The project, “Aligning Library Services with Data-Intensive Humanities Research: Modeling Support for Open Scholarship through Data Storytelling and Digital Publishing on the U.S.-Mexico Borderlands,” will disburse grants to research teams at the University of Arizona through a competitive process. Funded projects will employ a portfolio of University Libraries services and expertise encompassing scholarly communication, open access, data management and curation, data science, text and data mining, GIS and distinctive archival collections on the U.S.-Mexico borderlands.

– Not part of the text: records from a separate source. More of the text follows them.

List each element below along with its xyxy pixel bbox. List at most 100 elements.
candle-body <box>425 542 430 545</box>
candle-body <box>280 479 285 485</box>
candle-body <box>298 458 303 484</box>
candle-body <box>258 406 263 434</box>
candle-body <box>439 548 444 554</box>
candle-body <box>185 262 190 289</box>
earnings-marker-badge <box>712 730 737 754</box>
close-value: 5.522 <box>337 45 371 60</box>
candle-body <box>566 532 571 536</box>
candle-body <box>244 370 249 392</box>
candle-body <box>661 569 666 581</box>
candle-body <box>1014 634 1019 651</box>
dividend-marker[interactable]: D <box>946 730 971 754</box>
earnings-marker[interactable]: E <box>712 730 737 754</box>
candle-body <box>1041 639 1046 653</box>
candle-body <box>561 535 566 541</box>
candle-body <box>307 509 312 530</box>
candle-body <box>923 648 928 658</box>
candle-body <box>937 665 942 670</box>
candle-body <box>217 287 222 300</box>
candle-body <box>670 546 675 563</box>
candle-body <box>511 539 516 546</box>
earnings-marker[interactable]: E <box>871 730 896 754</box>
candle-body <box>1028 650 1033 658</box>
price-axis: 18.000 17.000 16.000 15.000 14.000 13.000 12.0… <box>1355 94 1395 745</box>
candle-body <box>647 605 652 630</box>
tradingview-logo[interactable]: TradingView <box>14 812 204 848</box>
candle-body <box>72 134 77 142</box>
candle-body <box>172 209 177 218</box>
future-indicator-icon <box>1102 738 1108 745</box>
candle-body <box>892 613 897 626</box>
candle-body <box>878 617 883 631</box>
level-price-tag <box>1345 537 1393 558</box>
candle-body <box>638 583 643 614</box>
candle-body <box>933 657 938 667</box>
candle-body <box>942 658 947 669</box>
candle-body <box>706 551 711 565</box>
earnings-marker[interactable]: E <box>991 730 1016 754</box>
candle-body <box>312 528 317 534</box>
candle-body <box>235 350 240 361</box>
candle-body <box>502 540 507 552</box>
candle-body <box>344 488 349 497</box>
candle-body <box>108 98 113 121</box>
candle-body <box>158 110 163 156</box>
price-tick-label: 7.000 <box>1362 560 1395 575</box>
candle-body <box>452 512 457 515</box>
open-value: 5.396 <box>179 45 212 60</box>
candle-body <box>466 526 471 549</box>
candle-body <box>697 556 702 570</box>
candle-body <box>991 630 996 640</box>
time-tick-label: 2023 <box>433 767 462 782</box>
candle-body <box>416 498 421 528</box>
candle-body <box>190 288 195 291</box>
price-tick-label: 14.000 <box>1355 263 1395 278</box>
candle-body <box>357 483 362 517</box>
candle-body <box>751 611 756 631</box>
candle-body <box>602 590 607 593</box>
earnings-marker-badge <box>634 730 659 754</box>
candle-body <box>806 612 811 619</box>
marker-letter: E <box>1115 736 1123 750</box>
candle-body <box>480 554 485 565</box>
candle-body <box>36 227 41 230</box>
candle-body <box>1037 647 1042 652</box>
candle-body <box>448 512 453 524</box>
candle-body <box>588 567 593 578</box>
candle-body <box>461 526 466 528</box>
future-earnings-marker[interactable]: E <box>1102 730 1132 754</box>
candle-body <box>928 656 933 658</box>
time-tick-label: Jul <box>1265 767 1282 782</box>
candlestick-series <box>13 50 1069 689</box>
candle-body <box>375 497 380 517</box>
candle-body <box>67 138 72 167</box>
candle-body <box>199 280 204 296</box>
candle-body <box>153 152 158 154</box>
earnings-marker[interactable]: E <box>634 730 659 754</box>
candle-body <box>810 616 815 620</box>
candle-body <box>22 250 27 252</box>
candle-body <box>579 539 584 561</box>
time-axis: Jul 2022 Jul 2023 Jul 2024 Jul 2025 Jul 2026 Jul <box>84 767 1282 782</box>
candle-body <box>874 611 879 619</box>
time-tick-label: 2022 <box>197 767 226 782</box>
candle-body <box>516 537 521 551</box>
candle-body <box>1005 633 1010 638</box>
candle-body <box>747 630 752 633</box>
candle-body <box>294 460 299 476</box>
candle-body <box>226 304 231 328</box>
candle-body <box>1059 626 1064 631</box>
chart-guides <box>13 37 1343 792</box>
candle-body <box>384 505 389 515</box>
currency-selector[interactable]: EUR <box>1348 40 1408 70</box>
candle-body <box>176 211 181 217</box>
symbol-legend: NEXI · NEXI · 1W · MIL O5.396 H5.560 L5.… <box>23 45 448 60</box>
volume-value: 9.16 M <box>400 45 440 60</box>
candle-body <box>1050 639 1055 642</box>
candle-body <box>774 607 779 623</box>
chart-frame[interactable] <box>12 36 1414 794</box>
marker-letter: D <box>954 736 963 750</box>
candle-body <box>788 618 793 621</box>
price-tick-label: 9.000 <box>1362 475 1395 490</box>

University Libraries – the unit that houses campus libraries, Special Collections and the University of Arizona Press – is “uniquely positioned to make these advancements in how academic libraries can simultaneously integrate into faculty research workflows, advance borderlands research, and facilitate the use of open access to maximize global access to the resulting scholarship,” said Shan Sutton, dean of University Libraries.
Sutton is the principal investigator for the project; the co-principal investigators are Megan Senseney, head of the Office of Digital Innovation and Stewardship, and Verónica Reyes-Escudero, head of Special Collections.
The project will provide open access to all of its research findings, including the use of data storytelling methods, to engage both academic and popular audiences while establishing a unified portfolio of data-focused library services that can inform the development of similar models at other academic libraries.